Dana’s summer reads

This summer, I fell in love with nearly every book I read. Each kept me up at night reading at the edge of my bed with anticipation of what was going to become of these characters that I could not leave til morning.

  1. The Yellow Wife by Sadeqa Johnson

    This read has been on my TBR list for a while, even before Johnson’s House of Eve. However, after reading House of Eve, it was a no-brainer what I wanted to read next.

    Following the life of a mulatto slavegirl, Phebe Delores Brown. Her life questions freedom and what it actually means. It is a story of a mother and what lengths she would go to protect her children from the claws of slavery. It is also a story of true love and the sacrifices one makes to protect it.

  2. Yellowface by R. F. Kuang

    I grappled with this book from the first to the last chapter because I do not like books where the antagonist is the storyteller or main character.

    The book follows writer June Hayward and her aspiring desire/addiction to fame. Witnessing the death of her frenemy, a writing superstar, Athena Liu, June takes the manuscript Athena was working on and passes it off as her own. The story shows just how far June is willing to go to keep her dirty little secret.

  3. Maame by Jessica George

    Our August club pick! I am so in love with this story. If you are an only or eldest child to immigrant parents, this book will hit very close to home for you.

    Maddie, the daughter of Ghanaian parents, supports her parents financially with her meager income, cooks and cleans the house, has zero social life, and suffers in silence because what happens in the house stays in the house. However, things in Maddie’s life take a dramatic turn when her mother returns to London and encourages Maddie to move out and live her own life. Leaving behind her ill father, self-guilt creeps in as Maddie tries to navigate a more social life that does not surround her dad and his immediate needs.

  4. Queen Charlotte by Julia Quinn and Shonda Rhimes

    I truly enjoyed this read. I am a fan of Quinn’s Bridgeton book series, but not the show on Netflix. It was sheer curiosity that made me read this book. I enjoyed the book so much that I watched the series, and it did not disappoint.

    This is the love story of Queen Charlotte and King George III. Picture an episode of Married at First Sight, but set in 1761. Imagine leaving all that you know and love behind, moving across the sea to a completely new world, to be married to a man you’ve never met hours after your arrival. Charlotte marries the king and spends her honeymoon in isolation without explanation from her new husband or anyone. She is forced to dig deep to stay afloat in her new life as Queen of England, whether her king is by her side or not.

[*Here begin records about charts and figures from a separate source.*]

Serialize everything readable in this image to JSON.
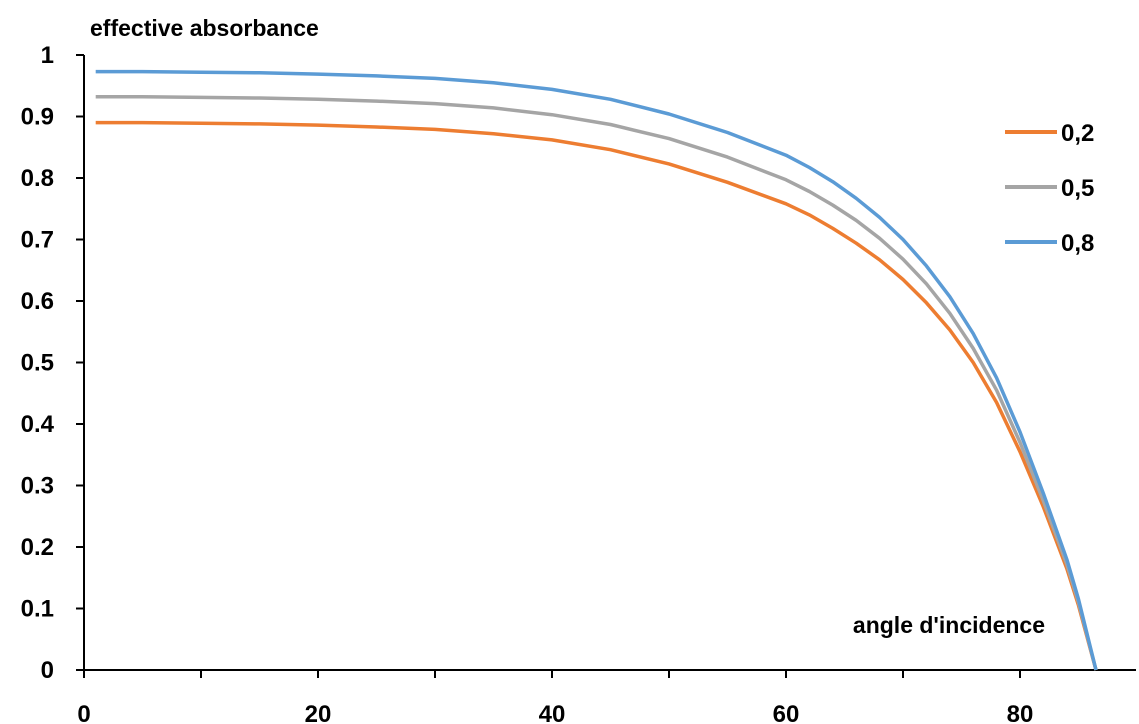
{
  "chart_data": {
    "type": "line",
    "ylabel": "effective absorbance",
    "xlabel": "angle d'incidence",
    "xlim": [
      0,
      87
    ],
    "ylim": [
      0,
      1
    ],
    "x_ticks": [
      "0",
      "20",
      "40",
      "60",
      "80"
    ],
    "y_ticks": [
      "0",
      "0.1",
      "0.2",
      "0.3",
      "0.4",
      "0.5",
      "0.6",
      "0.7",
      "0.8",
      "0.9",
      "1"
    ],
    "grid": false,
    "legend_position": "top-right",
    "x": [
      1,
      5,
      10,
      15,
      20,
      25,
      30,
      35,
      40,
      45,
      50,
      55,
      60,
      62,
      64,
      66,
      68,
      70,
      72,
      74,
      76,
      78,
      80,
      82,
      84,
      85,
      86.5
    ],
    "series": [
      {
        "name": "0,2",
        "color": "#ED7D31",
        "values": [
          0.89,
          0.89,
          0.889,
          0.888,
          0.886,
          0.883,
          0.879,
          0.872,
          0.862,
          0.846,
          0.823,
          0.793,
          0.758,
          0.74,
          0.718,
          0.694,
          0.667,
          0.635,
          0.597,
          0.553,
          0.5,
          0.435,
          0.355,
          0.265,
          0.165,
          0.105,
          0.0
        ]
      },
      {
        "name": "0,5",
        "color": "#A5A5A5",
        "values": [
          0.932,
          0.932,
          0.931,
          0.93,
          0.928,
          0.925,
          0.921,
          0.914,
          0.903,
          0.887,
          0.864,
          0.834,
          0.797,
          0.778,
          0.756,
          0.731,
          0.702,
          0.668,
          0.628,
          0.58,
          0.523,
          0.455,
          0.37,
          0.275,
          0.172,
          0.11,
          0.0
        ]
      },
      {
        "name": "0,8",
        "color": "#5B9BD5",
        "values": [
          0.973,
          0.973,
          0.972,
          0.971,
          0.969,
          0.966,
          0.962,
          0.955,
          0.944,
          0.928,
          0.904,
          0.874,
          0.837,
          0.817,
          0.794,
          0.767,
          0.736,
          0.7,
          0.657,
          0.607,
          0.547,
          0.475,
          0.387,
          0.287,
          0.18,
          0.115,
          0.0
        ]
      }
    ]
  }
}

  5. The Museum of Ordinary People by Mike Gayle

    This is a story about loss, secrets, and forgiveness.

    Jess Baxter endures a lot of pain along with the mysterious Alex, who both discover the Museum of Ordinary People (MoOP) at the same time. After recently losing her mother, Jess finds new hope and purpose in the MoOP. Alex inherits the museum without knowing or haven met the man who left it to him. Together, Jess and Alex search for the missing pieces of the story behind MoOP, while discovering hurtful truths in their own lives.

  6. By the Book by Jasmine Guillory

    This is my first book by Guillory, and it will not be my last. I really loved this modern retelling of Beauty and the Beast. Yes, right down to the candle stick and teacup.

    Isabelle is an aspiring editor and author who landed what she thought was her dream job. However, two years in, she feels stagnant and loses all hope in her writing ability and desires to be an editor. When she offers to get a hostile client to complete his memoir, she does not expect a fairy tale romance to bud.